A hero sandwich would have sufficed
      Overcome with joy at the prospect, we went to bed on the designated night with butterflies beating their wings madly against our insides, causing us to experience a faint sense of nausea. When we awoke in the morning, we forewent breakfast and raced next door to claim our poodle. But it wasn't there.
Please tear out my eyeballs 
   "I didn't have a chance to do it," our erstwhile hero explained, with a sheepish shrug. "My sister got sick on the roller coaster and we had to come home. Man, I hate girls. They spoil everything. I wish they'd send 'em all to Viet Nam. But since I didn't get you the poodle like I promised..."
    He handed us a Kewpie Doll, a six inch high horror of pudgy, pale naked skin, over-sized eyes and cutesy smile. Words eluded us.

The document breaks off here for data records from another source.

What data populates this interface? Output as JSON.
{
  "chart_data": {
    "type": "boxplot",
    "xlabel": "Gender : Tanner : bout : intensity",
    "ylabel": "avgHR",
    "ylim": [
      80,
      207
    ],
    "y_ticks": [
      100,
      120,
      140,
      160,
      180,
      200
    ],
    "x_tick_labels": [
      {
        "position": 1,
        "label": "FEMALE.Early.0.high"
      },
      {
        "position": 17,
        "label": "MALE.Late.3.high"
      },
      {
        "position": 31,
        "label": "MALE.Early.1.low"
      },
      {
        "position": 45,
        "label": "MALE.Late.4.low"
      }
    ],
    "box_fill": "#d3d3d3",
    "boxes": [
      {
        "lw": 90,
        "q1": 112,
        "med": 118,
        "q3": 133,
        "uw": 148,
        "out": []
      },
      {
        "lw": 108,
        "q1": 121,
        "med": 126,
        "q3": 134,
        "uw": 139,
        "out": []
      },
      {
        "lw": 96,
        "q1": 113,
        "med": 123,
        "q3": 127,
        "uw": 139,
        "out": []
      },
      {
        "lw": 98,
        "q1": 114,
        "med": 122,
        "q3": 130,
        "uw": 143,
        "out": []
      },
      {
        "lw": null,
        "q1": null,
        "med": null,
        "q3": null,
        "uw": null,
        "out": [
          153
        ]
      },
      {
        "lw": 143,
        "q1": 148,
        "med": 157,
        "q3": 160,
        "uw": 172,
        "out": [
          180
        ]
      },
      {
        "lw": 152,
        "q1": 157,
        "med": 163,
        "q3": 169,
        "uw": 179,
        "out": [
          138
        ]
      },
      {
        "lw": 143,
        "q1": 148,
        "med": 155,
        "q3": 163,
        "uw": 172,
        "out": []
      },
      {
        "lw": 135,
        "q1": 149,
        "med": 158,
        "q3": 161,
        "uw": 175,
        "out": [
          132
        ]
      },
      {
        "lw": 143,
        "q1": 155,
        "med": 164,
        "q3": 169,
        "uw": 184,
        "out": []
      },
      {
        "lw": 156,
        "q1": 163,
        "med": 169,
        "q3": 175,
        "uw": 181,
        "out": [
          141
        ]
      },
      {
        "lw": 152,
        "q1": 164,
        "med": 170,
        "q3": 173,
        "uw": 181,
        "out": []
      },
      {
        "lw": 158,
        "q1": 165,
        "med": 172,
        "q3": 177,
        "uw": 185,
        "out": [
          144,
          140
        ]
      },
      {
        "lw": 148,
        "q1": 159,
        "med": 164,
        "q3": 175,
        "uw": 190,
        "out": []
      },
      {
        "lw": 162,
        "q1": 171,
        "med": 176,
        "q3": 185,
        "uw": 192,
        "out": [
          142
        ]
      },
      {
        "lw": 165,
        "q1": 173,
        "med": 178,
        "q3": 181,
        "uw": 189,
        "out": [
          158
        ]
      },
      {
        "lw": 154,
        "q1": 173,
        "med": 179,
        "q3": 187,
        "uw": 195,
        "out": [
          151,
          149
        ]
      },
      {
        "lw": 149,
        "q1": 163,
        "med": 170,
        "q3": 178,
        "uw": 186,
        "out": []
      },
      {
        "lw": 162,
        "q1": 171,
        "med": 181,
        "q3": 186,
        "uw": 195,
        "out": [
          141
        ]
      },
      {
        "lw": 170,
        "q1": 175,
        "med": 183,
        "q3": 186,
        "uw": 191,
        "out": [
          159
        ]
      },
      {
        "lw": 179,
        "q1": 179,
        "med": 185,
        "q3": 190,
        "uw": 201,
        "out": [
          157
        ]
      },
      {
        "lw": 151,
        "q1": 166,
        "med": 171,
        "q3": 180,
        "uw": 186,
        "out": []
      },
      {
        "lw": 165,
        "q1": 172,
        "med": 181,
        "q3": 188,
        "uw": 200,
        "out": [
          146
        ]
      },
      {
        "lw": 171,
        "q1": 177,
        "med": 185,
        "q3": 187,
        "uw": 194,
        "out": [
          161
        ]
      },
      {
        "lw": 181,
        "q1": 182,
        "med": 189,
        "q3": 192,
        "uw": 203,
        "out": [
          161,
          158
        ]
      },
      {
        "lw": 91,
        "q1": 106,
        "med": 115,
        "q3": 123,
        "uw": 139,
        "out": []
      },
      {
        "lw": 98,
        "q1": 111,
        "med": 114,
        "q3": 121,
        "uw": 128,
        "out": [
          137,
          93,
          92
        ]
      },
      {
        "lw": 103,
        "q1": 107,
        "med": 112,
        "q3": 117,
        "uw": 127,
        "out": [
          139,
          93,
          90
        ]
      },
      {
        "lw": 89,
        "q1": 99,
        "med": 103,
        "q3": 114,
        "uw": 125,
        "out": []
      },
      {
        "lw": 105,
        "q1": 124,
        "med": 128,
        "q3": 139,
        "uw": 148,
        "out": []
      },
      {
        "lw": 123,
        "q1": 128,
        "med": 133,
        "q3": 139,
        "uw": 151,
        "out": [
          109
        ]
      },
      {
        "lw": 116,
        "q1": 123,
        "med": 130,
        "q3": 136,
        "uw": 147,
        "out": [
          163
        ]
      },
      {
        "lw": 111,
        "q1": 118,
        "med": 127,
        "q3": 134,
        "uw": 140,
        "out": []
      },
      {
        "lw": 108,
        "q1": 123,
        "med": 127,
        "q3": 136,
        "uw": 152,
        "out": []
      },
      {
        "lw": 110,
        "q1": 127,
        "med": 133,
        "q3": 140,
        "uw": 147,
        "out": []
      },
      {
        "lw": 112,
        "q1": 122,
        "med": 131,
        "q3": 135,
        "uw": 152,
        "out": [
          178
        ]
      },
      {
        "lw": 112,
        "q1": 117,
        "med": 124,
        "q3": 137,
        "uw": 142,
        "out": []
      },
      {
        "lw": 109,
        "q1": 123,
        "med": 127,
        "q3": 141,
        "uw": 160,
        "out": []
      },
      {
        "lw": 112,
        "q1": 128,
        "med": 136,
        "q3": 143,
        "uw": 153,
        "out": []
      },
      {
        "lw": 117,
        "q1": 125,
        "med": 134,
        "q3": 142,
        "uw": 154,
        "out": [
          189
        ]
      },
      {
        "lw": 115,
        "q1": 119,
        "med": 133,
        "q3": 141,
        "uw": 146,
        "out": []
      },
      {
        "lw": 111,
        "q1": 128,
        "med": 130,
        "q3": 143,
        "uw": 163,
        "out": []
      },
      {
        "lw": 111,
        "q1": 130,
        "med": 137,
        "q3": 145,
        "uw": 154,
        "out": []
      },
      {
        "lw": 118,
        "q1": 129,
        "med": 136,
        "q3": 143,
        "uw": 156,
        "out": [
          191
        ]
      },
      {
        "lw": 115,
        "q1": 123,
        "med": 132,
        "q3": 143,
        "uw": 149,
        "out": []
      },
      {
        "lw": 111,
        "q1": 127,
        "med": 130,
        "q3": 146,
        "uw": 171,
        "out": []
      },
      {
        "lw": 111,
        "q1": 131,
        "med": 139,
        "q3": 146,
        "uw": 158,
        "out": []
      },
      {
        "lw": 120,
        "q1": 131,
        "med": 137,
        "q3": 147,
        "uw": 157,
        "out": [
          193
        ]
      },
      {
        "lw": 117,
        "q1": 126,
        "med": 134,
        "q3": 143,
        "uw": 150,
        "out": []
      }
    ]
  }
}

      "My sister won it playing ring toss," our hero said. "But she doesn't need it anymore."
       When has anyone ever needed a Kewpie Doll? In Hell, perhaps, to frighten away the demons?
    We thanked him and left with the doll in hand, disposing of it as soon as we reached home so that it could never horrify anyone else again.
    But it was the final nail in the coffin of our pink poodle dreams. Never again would we believe so readily or so strongly in our right to have what we want simply because it's what we want. And never again would we picture a pink poodle in a rhinestone collar without the repugnant  face of  a Kewpie doll blocking a portion of our view.